In a separate companion release11, the SEC also proposed a rule in response to the Dodd-Frank Act requirement that every institutional investment manager subject to Section 13(f) of the Exchange Act report at least annually how it voted on say-on-pay, say-on-frequency and golden parachute votes. Institutional investment managers required to file quarterly reports on Form 13F – generally those exercising investment discretion over accounts holding more than $100 million of publicly traded equity securities – will be required to report annually their voting record on these votes on Form N-PX. The reports will be filed not later than August 31 of each year, for the twelve month period ending June 30 of each year. This is the same timetable on which mutual funds and other registered management investment companies currently report their proxy voting on the same form.

Suggested Actions

  • First and foremost, companies should start planning now. The say-on-pay and say-on-frequency requirements apply to meetings beginning January 21, 2011, regardless of the status of final SEC rules.
  • Companies should be aware that large institutional investors will be making voting decisions on multiple companies, many of them at about the same time of year. Companies should pay close attention to the executive summary or overview portion of their CD&A, which may be the primary basis on which voting decisions are made.
  • Smaller reporting companies that do not include a CD&A in their proxy statements might consider including a general overview of their compensation policies under the say-on-pay proposal or otherwise highlight their case for a vote in support of their compensation in an easy to understand format.
  • Boards should consider whether to recommend an interval for the say-on-frequency vote, and if so, what interval they will recommend. Factors to consider may include the tenor of any prior discussions with stockholders over compensation matters, the general nature of the shareholder base, and whether the company has a staggered board (i.e., in a triennial vote the same directors would be up for election at each meeting where a say-on-pay vote is taken, and such directors may not be on the compensation committee). At least some institutional stockholders have suggested that three years is a more appropriate interval, as it suggests a long-term view and gives a company time to address any issues identified through prior votes.
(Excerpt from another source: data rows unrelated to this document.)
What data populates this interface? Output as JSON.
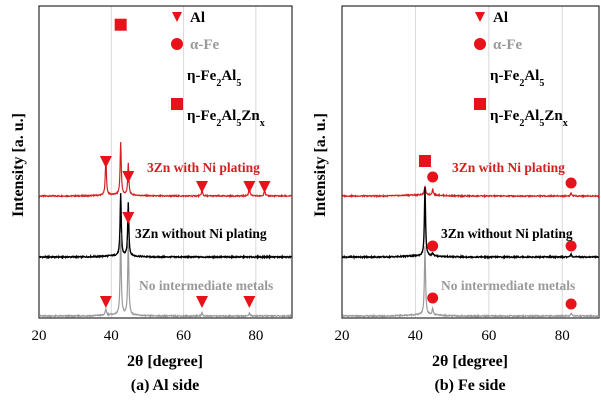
{
  "chart_data": [
    {
      "type": "line",
      "caption": "(a) Al side",
      "xlabel": "2θ [degree]",
      "ylabel": "Intensity [a. u.]",
      "xlim": [
        20,
        90
      ],
      "x_ticks": [
        20,
        40,
        60,
        80
      ],
      "legend": [
        {
          "marker": "triangle",
          "label": "Al"
        },
        {
          "marker": "circle",
          "label": "α-Fe"
        },
        {
          "marker": "none",
          "label": "η-Fe2Al5"
        },
        {
          "marker": "square",
          "label": "η-Fe2Al5Znx"
        }
      ],
      "series": [
        {
          "name": "3Zn with Ni plating",
          "color": "#d42020",
          "baseline": 0.45,
          "peaks": [
            [
              38.5,
              0.12
            ],
            [
              42.6,
              0.17
            ],
            [
              44.7,
              0.1
            ],
            [
              65.1,
              0.02
            ],
            [
              78.2,
              0.03
            ],
            [
              82.4,
              0.02
            ]
          ],
          "markers": [
            {
              "x": 38.5,
              "type": "triangle"
            },
            {
              "x": 44.7,
              "type": "triangle"
            },
            {
              "x": 65.1,
              "type": "triangle"
            },
            {
              "x": 78.2,
              "type": "triangle"
            },
            {
              "x": 82.4,
              "type": "triangle"
            }
          ]
        },
        {
          "name": "3Zn without Ni plating",
          "color": "#000000",
          "baseline": 0.225,
          "peaks": [
            [
              42.6,
              0.2
            ],
            [
              44.7,
              0.17
            ]
          ],
          "markers": [
            {
              "x": 44.7,
              "type": "triangle"
            }
          ]
        },
        {
          "name": "No intermediate metals",
          "color": "#9a9a9a",
          "baseline": 0.0,
          "peaks": [
            [
              38.5,
              0.02
            ],
            [
              42.6,
              0.26
            ],
            [
              44.7,
              0.24
            ],
            [
              65.1,
              0.01
            ],
            [
              78.2,
              0.01
            ]
          ],
          "markers": [
            {
              "x": 38.5,
              "type": "triangle"
            },
            {
              "x": 65.1,
              "type": "triangle"
            },
            {
              "x": 78.2,
              "type": "triangle"
            }
          ]
        }
      ],
      "extra_markers": [
        {
          "x": 42.6,
          "type": "square",
          "level": 0.94
        }
      ]
    },
    {
      "type": "line",
      "caption": "(b) Fe side",
      "xlabel": "2θ [degree]",
      "ylabel": "Intensity [a. u.]",
      "xlim": [
        20,
        90
      ],
      "x_ticks": [
        20,
        40,
        60,
        80
      ],
      "legend": [
        {
          "marker": "triangle",
          "label": "Al"
        },
        {
          "marker": "circle",
          "label": "α-Fe"
        },
        {
          "marker": "none",
          "label": "η-Fe2Al5"
        },
        {
          "marker": "square",
          "label": "η-Fe2Al5Znx"
        }
      ],
      "series": [
        {
          "name": "3Zn with Ni plating",
          "color": "#d42020",
          "baseline": 0.45,
          "peaks": [
            [
              42.6,
              0.03
            ],
            [
              44.7,
              0.02
            ],
            [
              82.4,
              0.01
            ]
          ],
          "markers": [
            {
              "x": 42.6,
              "type": "square"
            },
            {
              "x": 44.7,
              "type": "circle"
            },
            {
              "x": 82.4,
              "type": "circle"
            }
          ]
        },
        {
          "name": "3Zn without Ni plating",
          "color": "#000000",
          "baseline": 0.225,
          "peaks": [
            [
              42.6,
              0.22
            ],
            [
              44.7,
              0.01
            ],
            [
              82.4,
              0.01
            ]
          ],
          "markers": [
            {
              "x": 44.7,
              "type": "circle"
            },
            {
              "x": 82.4,
              "type": "circle"
            }
          ]
        },
        {
          "name": "No intermediate metals",
          "color": "#9a9a9a",
          "baseline": 0.0,
          "peaks": [
            [
              42.6,
              0.22
            ],
            [
              44.7,
              0.02
            ],
            [
              82.4,
              0.01
            ]
          ],
          "markers": [
            {
              "x": 44.7,
              "type": "circle"
            },
            {
              "x": 82.4,
              "type": "circle"
            }
          ]
        }
      ],
      "extra_markers": []
    }
  ],
  "colors": {
    "marker": "#e8121a",
    "with_ni": "#d42020",
    "without_ni": "#000000",
    "no_intermediate": "#9a9a9a",
    "grid": "#d9d9d9"
  }
}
Others promote an annual vote to enhance director accountability. What interval will be best for a particular company will depend on a variety of factors and its circumstances.
  • Companies should give some thought as to how they will interpret various plausible results. Despite the votes being merely advisory, the new disclosure requirements will require discussion of whether and how the shareholder expressions of preference are being addressed.
  • Companies should consider how to implement or improve the effectiveness of their shareholder outreach programs, both before a vote (in order to address any outstanding issues) or after the vote (in order to assist in interpretation of voting results).
  • Companies in early stages of merger negotiations today may want to evaluate whether any arrangements with executives will be subject to the golden parachute votes based on likely transaction and rulemaking schedules.
  • Companies will want to consider whether to include the more detailed disclosure on golden parachute arrangements in their annual meeting proxy. Factors to consider are whether this would signal (accurately or not) that the company is considering a sale; whether stockholders are more likely to be receptive to such arrangements in hypothetical or real situations; the degree to which the disclosure to be provided is already presented in the company’s proxy statement under Item 402(j); whether a separate vote at the time of a transaction would prove distracting to the goal of attaining stockholder approval of that transaction; and the likelihood that existing arrangements would remain in effect and be implemented without modification in a likely transaction.